Purpose: Diagnoses HHV-6 infection, guides management, and monitors IgG and IgM antibodies in patients with fever or rash.
Test Parameters: 1. HHV-6 IgG & IgM
Pretest Condition: No fasting required. Collect serum, CSF, or saliva at any time. Report symptoms like fever, rash, or neurological symptoms, and list medications or immunosuppression status.
Specimen: 2-5 mL serum (SST), 1-2 mL CSF (sterile container), or 1-2 mL saliva (sterile container). Centrifuge serum or CSF within 1 hour. Transport in a biohazard bag within 8 hours.
Sample Stability at Room Temperature: 8 hours
Sample Stability at Refrigeration: 7 days
Sample Stability at Frozen: 6 months
Medical History: Document fever, rash, neurological symptoms, or history of HHV-6 exposure. Include current medications, especially antivirals, and immunosuppression status.
Consent: Written consent required, detailing the tests purpose, diagnostic implications, and potential need for antiviral therapy or monitoring.
Procedural Considerations: Uses an immunoassay to detect HHV-6 IgG and IgM antibodies. Results are available in 3-5 days, enabling clinical decisions. Performed in laboratories, often for immunocompromised patients.
Factors Affecting Result Accuracy: Improper sample handling or cross-reactivity with other herpesviruses can affect results. Early infection may yield false negatives.
Clinical Significance: Positive IgM indicates acute HHV-6 infection, while IgG suggests past infection or reactivation.

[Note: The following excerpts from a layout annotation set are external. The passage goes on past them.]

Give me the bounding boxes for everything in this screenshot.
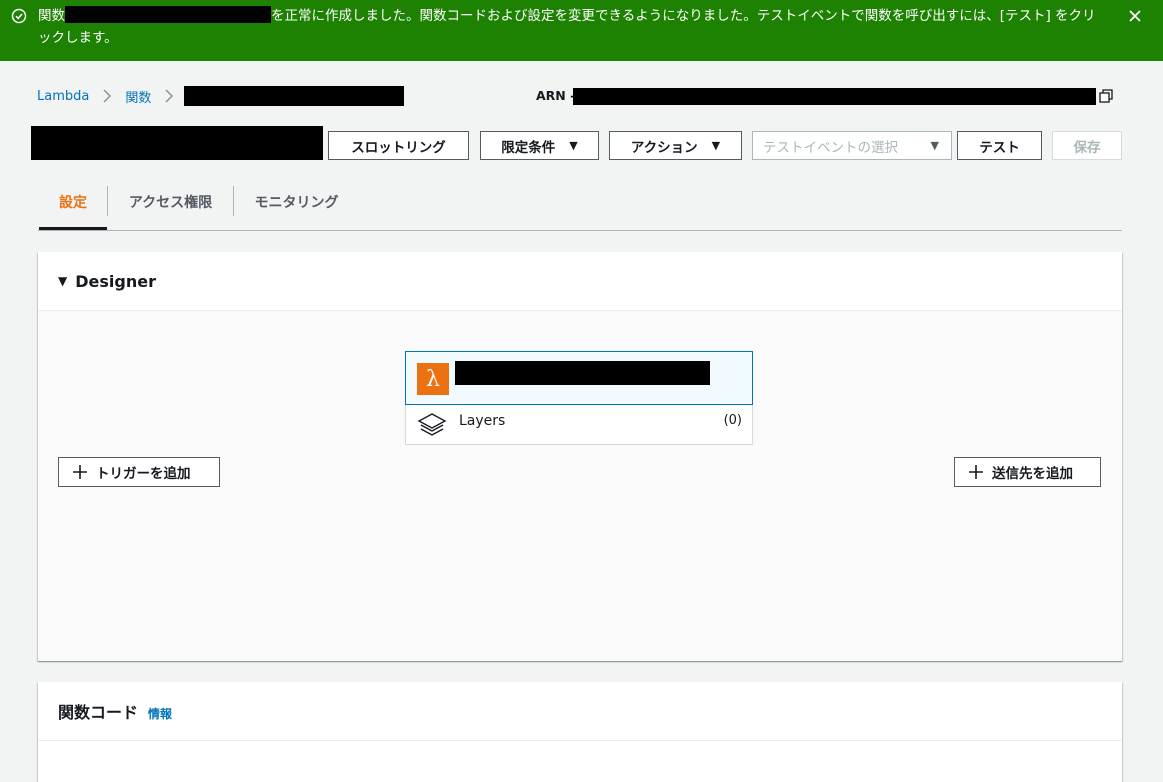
layers-count: (0) — [723, 413, 742, 428]
breadcrumb: Lambda 関数 — [37, 86, 187, 106]
tab-bar: 設定 アクセス権限 モニタリング — [38, 186, 1122, 231]
designer-title: Designer — [75, 271, 156, 291]
caret-down-icon: ▼ — [569, 139, 578, 152]
check-circle-icon — [11, 8, 27, 24]
tab-monitoring[interactable]: モニタリング — [234, 186, 359, 230]
function-code-panel: 関数コード 情報 — [38, 682, 1122, 782]
breadcrumb-lambda[interactable]: Lambda — [37, 89, 89, 104]
test-button[interactable]: テスト — [957, 131, 1042, 160]
actions-button[interactable]: アクション ▼ — [609, 131, 742, 160]
function-code-title: 関数コード — [58, 703, 139, 722]
tab-permissions[interactable]: アクセス権限 — [108, 186, 233, 230]
arn-label: ARN - — [536, 88, 576, 103]
banner-pre-text: 関数 — [38, 8, 65, 24]
success-banner: 関数 を正常に作成しました。関数コードおよび設定を変更できるようになりました。テス… — [0, 0, 1163, 61]
redacted-function-title — [31, 126, 323, 160]
plus-icon — [73, 465, 87, 479]
function-code-header: 関数コード 情報 — [38, 682, 1122, 741]
designer-header[interactable]: ▼ Designer — [38, 252, 1122, 311]
chevron-right-icon — [103, 89, 112, 103]
collapse-triangle-icon: ▼ — [58, 274, 68, 288]
lambda-icon: λ — [417, 363, 449, 395]
plus-icon — [969, 465, 983, 479]
breadcrumb-functions[interactable]: 関数 — [125, 87, 151, 106]
function-node[interactable]: λ — [405, 351, 753, 405]
layers-icon — [417, 413, 447, 436]
redacted-function-name — [65, 6, 271, 23]
actions-label: アクション — [630, 139, 698, 156]
copy-icon[interactable] — [1099, 89, 1113, 103]
qualifiers-label: 限定条件 — [501, 139, 556, 156]
throttle-button[interactable]: スロットリング — [328, 131, 469, 160]
layers-label[interactable]: Layers — [459, 413, 505, 429]
caret-down-icon: ▼ — [711, 139, 721, 152]
add-destination-button[interactable]: 送信先を追加 — [954, 457, 1101, 487]
caret-down-icon: ▼ — [930, 139, 939, 152]
redacted-function-node-name — [455, 361, 710, 385]
add-destination-label: 送信先を追加 — [992, 466, 1073, 482]
add-trigger-label: トリガーを追加 — [96, 466, 191, 482]
redacted-arn — [573, 88, 1096, 105]
test-event-placeholder: テストイベントの選択 — [763, 139, 898, 156]
redacted-breadcrumb-function — [184, 86, 404, 106]
chevron-right-icon — [165, 89, 174, 103]
close-icon[interactable] — [1127, 8, 1143, 24]
function-card[interactable]: λ Layers (0) — [405, 351, 753, 445]
add-trigger-button[interactable]: トリガーを追加 — [58, 457, 220, 487]
qualifiers-button[interactable]: 限定条件 ▼ — [480, 131, 599, 160]
info-link[interactable]: 情報 — [148, 705, 172, 722]
save-button[interactable]: 保存 — [1052, 131, 1122, 160]
tab-configuration[interactable]: 設定 — [39, 186, 107, 230]
test-event-select[interactable]: テストイベントの選択 ▼ — [752, 131, 952, 160]
banner-message: 関数 を正常に作成しました。関数コードおよび設定を変更できるようになりました。テス… — [38, 5, 1108, 49]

Results guide antiviral therapy or monitoring in immunocompromised patients.
Specialist Consultation: Consult an infectious disease specialist or pediatrician for result interpretation and management planning.
Additional Supporting Tests: HHV-6 PCR, CBC, or liver function tests to confirm active infection and assess clinical impact.
Test Limitations: Cross-reactivity with other herpesviruses may occur. Clinical correlation and confirmatory testing are needed.
References: IDSA Herpesvirus Guidelines, 2023; Journal of Infectious Diseases, Yamanishi K, 2022.